The insightful: “But if our artistic leaders choose to absent themselves from mentoring local music theatre work, then the sector itself must collaborate to evolve a strategic, professionally chartered Australian music theatre matrix that caters in the first instance to the writers and composers, builds collaborations and provides development time-frames and processes.” Bravo Mr. Senczuk, but where is this going to come from I ask you? Most serious dramatists, playwrights and directors in Australia loathe musical theatre – and for good reason. The latent problems inherent in the disposition of any real, structured, and meaningful support for Australian playwrights far exceed the problems of musical theatre writers/creatives. Why is this group not part of your solution or, for that matter, even included in your sixty-one page fulmination?

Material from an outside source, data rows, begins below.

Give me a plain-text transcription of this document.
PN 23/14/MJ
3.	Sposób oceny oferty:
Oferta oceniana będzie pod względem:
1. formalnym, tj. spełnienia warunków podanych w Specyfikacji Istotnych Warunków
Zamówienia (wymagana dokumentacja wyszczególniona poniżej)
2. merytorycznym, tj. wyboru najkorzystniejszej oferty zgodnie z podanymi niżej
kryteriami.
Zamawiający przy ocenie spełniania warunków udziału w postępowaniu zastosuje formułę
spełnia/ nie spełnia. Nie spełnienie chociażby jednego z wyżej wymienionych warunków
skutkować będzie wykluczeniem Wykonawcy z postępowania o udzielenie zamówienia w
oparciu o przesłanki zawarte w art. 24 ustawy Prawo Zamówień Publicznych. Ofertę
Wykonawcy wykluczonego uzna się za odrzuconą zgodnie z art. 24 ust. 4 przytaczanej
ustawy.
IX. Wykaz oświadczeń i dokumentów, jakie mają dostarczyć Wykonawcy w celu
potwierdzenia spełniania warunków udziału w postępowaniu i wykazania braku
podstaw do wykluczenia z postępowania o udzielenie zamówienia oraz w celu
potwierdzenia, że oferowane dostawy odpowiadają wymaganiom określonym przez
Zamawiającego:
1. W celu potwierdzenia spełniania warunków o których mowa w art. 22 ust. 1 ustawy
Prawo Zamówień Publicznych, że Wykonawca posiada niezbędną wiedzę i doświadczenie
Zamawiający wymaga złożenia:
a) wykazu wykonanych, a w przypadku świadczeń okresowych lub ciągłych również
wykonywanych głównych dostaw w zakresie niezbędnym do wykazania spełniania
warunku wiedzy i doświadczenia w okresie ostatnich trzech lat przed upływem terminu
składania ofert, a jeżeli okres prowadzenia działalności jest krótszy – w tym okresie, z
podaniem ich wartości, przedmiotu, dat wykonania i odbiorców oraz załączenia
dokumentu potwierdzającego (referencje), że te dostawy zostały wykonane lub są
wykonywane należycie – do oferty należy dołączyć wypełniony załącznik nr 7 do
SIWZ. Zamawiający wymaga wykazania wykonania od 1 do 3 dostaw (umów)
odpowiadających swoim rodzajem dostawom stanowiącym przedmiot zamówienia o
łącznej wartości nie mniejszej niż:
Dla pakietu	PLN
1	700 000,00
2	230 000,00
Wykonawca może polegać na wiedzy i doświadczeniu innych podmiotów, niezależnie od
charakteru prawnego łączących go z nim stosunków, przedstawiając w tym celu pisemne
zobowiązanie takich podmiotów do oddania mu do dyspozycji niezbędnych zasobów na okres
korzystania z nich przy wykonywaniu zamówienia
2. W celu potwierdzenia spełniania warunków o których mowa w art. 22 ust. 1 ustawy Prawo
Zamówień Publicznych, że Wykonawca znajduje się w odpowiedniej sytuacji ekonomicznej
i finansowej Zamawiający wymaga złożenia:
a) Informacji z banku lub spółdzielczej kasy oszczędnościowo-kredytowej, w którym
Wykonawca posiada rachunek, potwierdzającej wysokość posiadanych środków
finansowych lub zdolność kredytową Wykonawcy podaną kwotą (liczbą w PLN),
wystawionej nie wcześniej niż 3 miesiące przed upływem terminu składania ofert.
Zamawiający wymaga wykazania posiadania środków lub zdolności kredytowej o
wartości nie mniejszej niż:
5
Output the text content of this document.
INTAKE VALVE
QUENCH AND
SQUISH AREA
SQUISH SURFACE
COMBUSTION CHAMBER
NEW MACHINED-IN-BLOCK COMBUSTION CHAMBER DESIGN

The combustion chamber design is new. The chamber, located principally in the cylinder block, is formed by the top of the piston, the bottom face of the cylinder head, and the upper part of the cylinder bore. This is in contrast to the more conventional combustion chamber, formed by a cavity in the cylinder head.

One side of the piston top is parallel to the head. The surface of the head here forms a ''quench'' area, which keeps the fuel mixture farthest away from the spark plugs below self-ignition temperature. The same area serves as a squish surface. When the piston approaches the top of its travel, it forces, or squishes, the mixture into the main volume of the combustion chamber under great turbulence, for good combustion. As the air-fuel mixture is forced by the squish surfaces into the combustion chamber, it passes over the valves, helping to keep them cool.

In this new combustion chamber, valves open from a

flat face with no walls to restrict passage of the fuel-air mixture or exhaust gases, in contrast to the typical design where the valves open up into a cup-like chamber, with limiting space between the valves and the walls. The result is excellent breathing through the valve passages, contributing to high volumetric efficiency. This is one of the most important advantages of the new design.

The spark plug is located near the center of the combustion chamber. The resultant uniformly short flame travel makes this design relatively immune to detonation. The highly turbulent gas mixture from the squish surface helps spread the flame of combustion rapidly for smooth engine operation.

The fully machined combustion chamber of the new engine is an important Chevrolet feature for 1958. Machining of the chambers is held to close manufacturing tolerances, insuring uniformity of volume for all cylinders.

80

The answer is to not build edifices or, God-forbid, yet more dyfunctionally administered funding organisations to develop the capacities and capabilities of Australian composers, lyricists and bookwriters. The answer is to send them to where it is done brilliantly – go to Broadway! The systems and structures are already in place (and Mr. Senczuk you are remiss not to list them in their entirety as a matter of information). Surely our national identity as creatives is not so fragile or insecure that we cannot recognise when we need to learn from our betters. What we do need is an opportunity for our creatives to learn from the best in the business – go to Broadway! What they’ll find – assuming we can get them there – is that ‘story is story’ – not some vague sense of nationalistic fervour in topics to be chosen to become successful musicals (the idealogy of telling ‘Australian’ stories has set us back by decades coincidentally). Eventually, if their dreams are not shattered by the brutality of this business reality: that ‘Musicals’ is a dragon with very large teeth (or is that fangs?) which even the very best composers/songwriters/lyricists/bookwriters in the USA fail time and time again in avoiding its damning breath, then they just might be eventually successful.
Here’s a little known fact: most of all investment for Broadway musicals comes from about the same 100 entities/people/bodies over and over again (this will change shortly with new Federal fundraising rules in the USA and proposed tax offsets for Broadway). First rule: if you don’t get these people on-board, it won’t matter how good your new musical is – sometimes, it doesn’t even matter whether it’s good or not (I do not mean that to be taken as a salacious remark). You just have to be an Australian living and working in NYC to know that this is true. I have seen extraordinarily great musicals die in previews and pieces that can only be described in the most vulgar terms recoup their investment. It’s not an equitable business. It wasn’t designed to be. It’s not a safe sandbox. It’s commerce!
Ultimately Mr. Senczuk, you’re a good guy – a moral crusader perhaps? At the very least, you’re someone who wishes that an ugly and brutal business – the Broadway Musical – was otherwise. It’s not, I’m sorry to say. Perhaps, nonetheless, we could do better. In this respect, your calls to action for our funding bodies to get their act together should not go unheeded. And whilst you’re at it – and you left this out too – try getting APRA to recognise that there are a niche and specialist group of songwriters/composers in Australia who only write musical theatre works – and they should collect royaties for them. Good luck with that one!